The Wundervolk, having suffered during the war as slaves of the kzinti, treated him differently than had the crashlanders-they carried their slave history as a kind of martyrdom that allowed them to feel they had won the war all by themselves. They almost resented the presence of UNSN personnel. He could sense it in the way they handled his requests for information. The aloofness of Interworld Space Commissioner Markham was typical.

Yankee’s UNSN Intelligence team were all Belters and they had set up shop in Alpha Centauri’s Serpent Swarm, on the asteroid Tiamat where his men were comfortable because it had originally been tunneled and tamed by Belter colonists. Yankee promised himself a side trip to more earthlike Wunderland but there was work to do first, sorting through the wreckage of kzinti warships, checking the reasoning of other teams but with eyes primed for a different theme.

On his tenth day in Tiamat, in a mood of angry frustration, he ran into an old crashlander friend from the era of his Virgo mission. The man was unmistakable, a seven-foot-tall albino, slender with almost skeletal limbs stooping in an archway that was too small for him.

“Brobding!” He wasn’t sure it was his friend Brobding Shaeffer-all crashlanders looked alike to him, and when the pale eyes stared at him without comprehension, he was sure he had made a mistake until a sudden smile cupped the large nose.

“Yankee! Didn’t recognize you-all flatlanders look alike to me! I thought you were rotting in irons!”

“They didn’t know how to pin my sins on me!”

“Finagle is sending you on another wild chase?” The Virgo mission had jumped off from the naval yards of Procyon’s We Made It. Yankee remembered the underground warrens of Crashlanding City and had become fond of his albino mechanics and the tall willowy women who liked to touch a real flatlander. In those days of war, not so very long ago, the nervous crashlanders took very good care of the soldiers who defended them. “Where to this time?”

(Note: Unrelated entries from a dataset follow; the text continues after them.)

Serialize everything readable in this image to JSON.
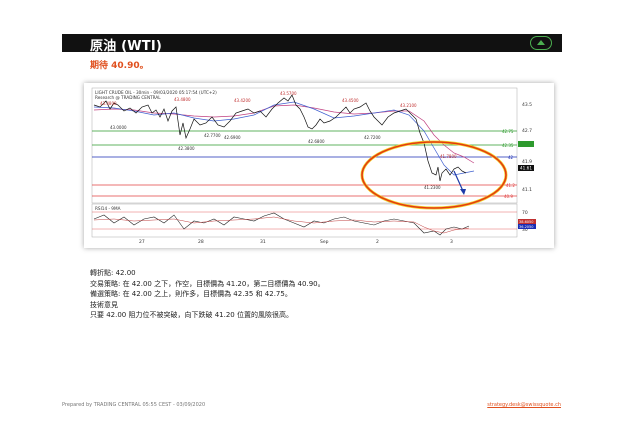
{
  "header": {
    "title": "原油 (WTI)",
    "button_icon": "chevron-up-icon",
    "accent": "#4caf50"
  },
  "subtitle": "期待 40.90。",
  "chart": {
    "title_line1": "LIGHT CRUDE OIL - 30min - 09/03/2020 05:17:54 (UTC+2)",
    "title_line2": "Research @ TRADING CENTRAL",
    "indicator_label": "RSI14 - 9MA",
    "price_labels": [
      "43.5700",
      "43.4800",
      "43.4200",
      "43.4500",
      "43.2100",
      "43.0000",
      "42.7700",
      "42.7800",
      "42.7200",
      "42.6900",
      "42.6800",
      "42.3800",
      "41.7800",
      "41.2300"
    ],
    "y_ticks": [
      "43.5",
      "42.7",
      "41.9",
      "41.1"
    ],
    "level_tags": [
      "42.75",
      "42.35",
      "42",
      "41.2",
      "40.9"
    ],
    "current_tag": "41.61",
    "rsi_ticks": [
      "70",
      "30"
    ],
    "rsi_tags": [
      "38.6050",
      "36.2050"
    ],
    "x_labels": [
      "27",
      "28",
      "31",
      "Sep",
      "2",
      "3"
    ],
    "colors": {
      "support": "#2e9a2e",
      "pivot": "#1a2db5",
      "resistance": "#e04040",
      "ellipse": "#e43a10",
      "ellipse_outer": "#f2d22a",
      "arrow": "#1d3aa8"
    }
  },
  "body": {
    "pivot": "轉折點: 42.00",
    "strategy": "交易策略: 在 42.00 之下，作空，目標價為 41.20，第二目標價為 40.90。",
    "alternative": "備選策略: 在 42.00 之上，則作多，目標價為 42.35 和 42.75。",
    "comment_title": "技術意見",
    "comment": "只要 42.00 阻力位不被突破，向下跌破 41.20 位置的風險很高。"
  },
  "footer": {
    "left": "Prepared by TRADING CENTRAL      05:55 CEST - 03/09/2020",
    "right": "strategy.desk@swissquote.ch"
  }
}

“You could call it a wild chase; I hope not as far as the nether regions of Virgo.”

“Then you like it here among our Wunderland hosts?”

“Not really,” mused Yankee ruefully. “They’re all so sure they won the war single-handed-don’t seem to appreciate the part Sol and We Made It played in their liberation.”

“But they make good Verguuz.”

“Haven’t tried it. Hear that it’s like a hand grenade that sneaks upon you with a sugar coating.”

“I know a place. It has authentic antique Landholder artifacts on the walls glorifying the good old days before the invasion when Landholders were Landholders and the yolk, respectful.”